Protégées par le feu de cette redoutable artillerie, dont l'œil de Napoléon semble conduire chaque boulet, diriger chaque coup de la mitraille, les gardes nationales bretonnes s'emparent à la baïonnette du faubourg de Melun, tandis que du côté de Fossard le général Pajol pénètre avec sa cavalerie jusqu'à l'entrée du pont; là, ils trouvent Russes et Wurtembergeois tellement entassés, que ce ne sont plus les baïonnettes ennemies, mais les corps mêmes des hommes qui les empêchent d'avancer; il faut se faire avec le sabre un chemin dans cette foule, comme avec la hache dans une forêt trop pressée. Alors Napoléon ramène tout le feu de son artillerie sur un seul point;

ses boulets enfilent la longue ligne du pont; chacun d'eux enlève des rangs entiers d'hommes dans cette masse qu'ils labourent comme la charrue un champ; et cependant l'ennemi se trouve encore trop pressé, il étouffe entre les parapets; le pont déborde: en un instant la Seine et l'Yonne sont couvertes d'hommes et rouges de sang.

Cette boucherie dura quatre heures.

"Et maintenant," dit Napoléon lassé en s'asseyant sur l'affût d'un canon, "je suis plus près de Vienne, qu'ils ne le sont de Paris."

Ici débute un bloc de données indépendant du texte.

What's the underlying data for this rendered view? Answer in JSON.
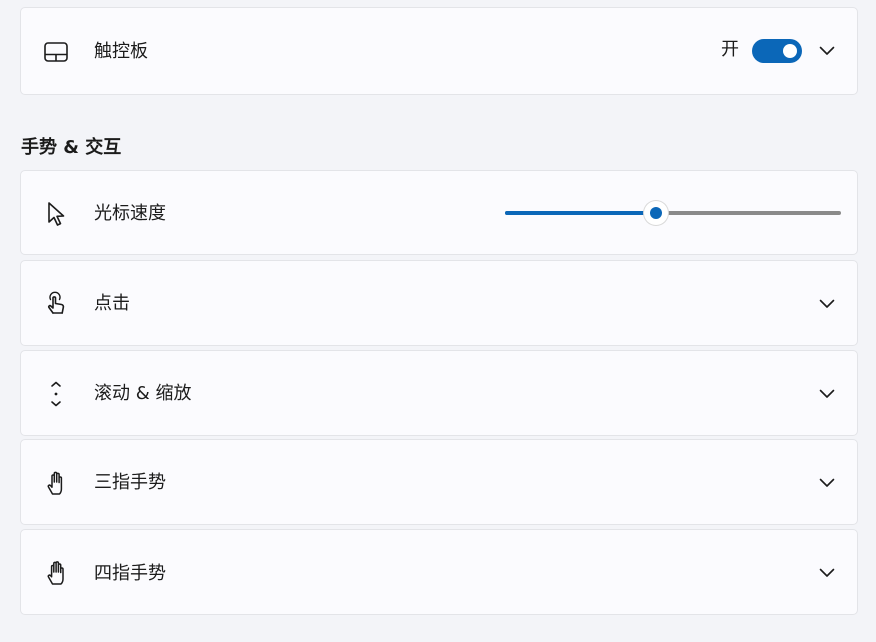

Puis il laissa tomber sa tête entre ses mains, resta dix minutes absorbé dans la pensée de ses anciennes victoires et dans l'espérance de ses victoires nouvelles.

Quand il releva le front, il avait devant lui un aide-decamp qui venait lui annoncer que Soissons, cette poterne de Paris, s'était ouverte, et que les ennemis n'étaient plus qu'à dix lieues de sa capitale.

Il écouta ces nouvelles comme choses que, depuis deux ans, l'impéritie ou la trahison de ses généraux l'avait habitué à entendre: pas un muscle de son visage ne bougea, et nul de ceux qui l'entouraient ne put dire qu'il avait surpris une trace d'émotion sur la figure de ce joueur sublime qui venait de perdre le monde.

Il fit signe qu'on lui amenât son cheval; puis, indiquant du doigt la route de Fontainebleau, il ne dit que ces seules paroles :-" Allons, messieurs, en route."-Et cet homme de fer partit impassible, comme si toute fatigue devait s'émousser sur son corps, et toute douleur sur son âme.

ALEXANDRE DUMAS.

DUMAS (Alexandre),

Né en 1803. Auteur vivant. Parmi ses pièces de théâtre, on remarque Henri III et sa cour; Christine; La tour de Nesle, &c. Les ouvrages historiques de cet écrivain, Gaule et France, Isabeau de Bavière, &c., jouissent d'une réputation brillante et méritée.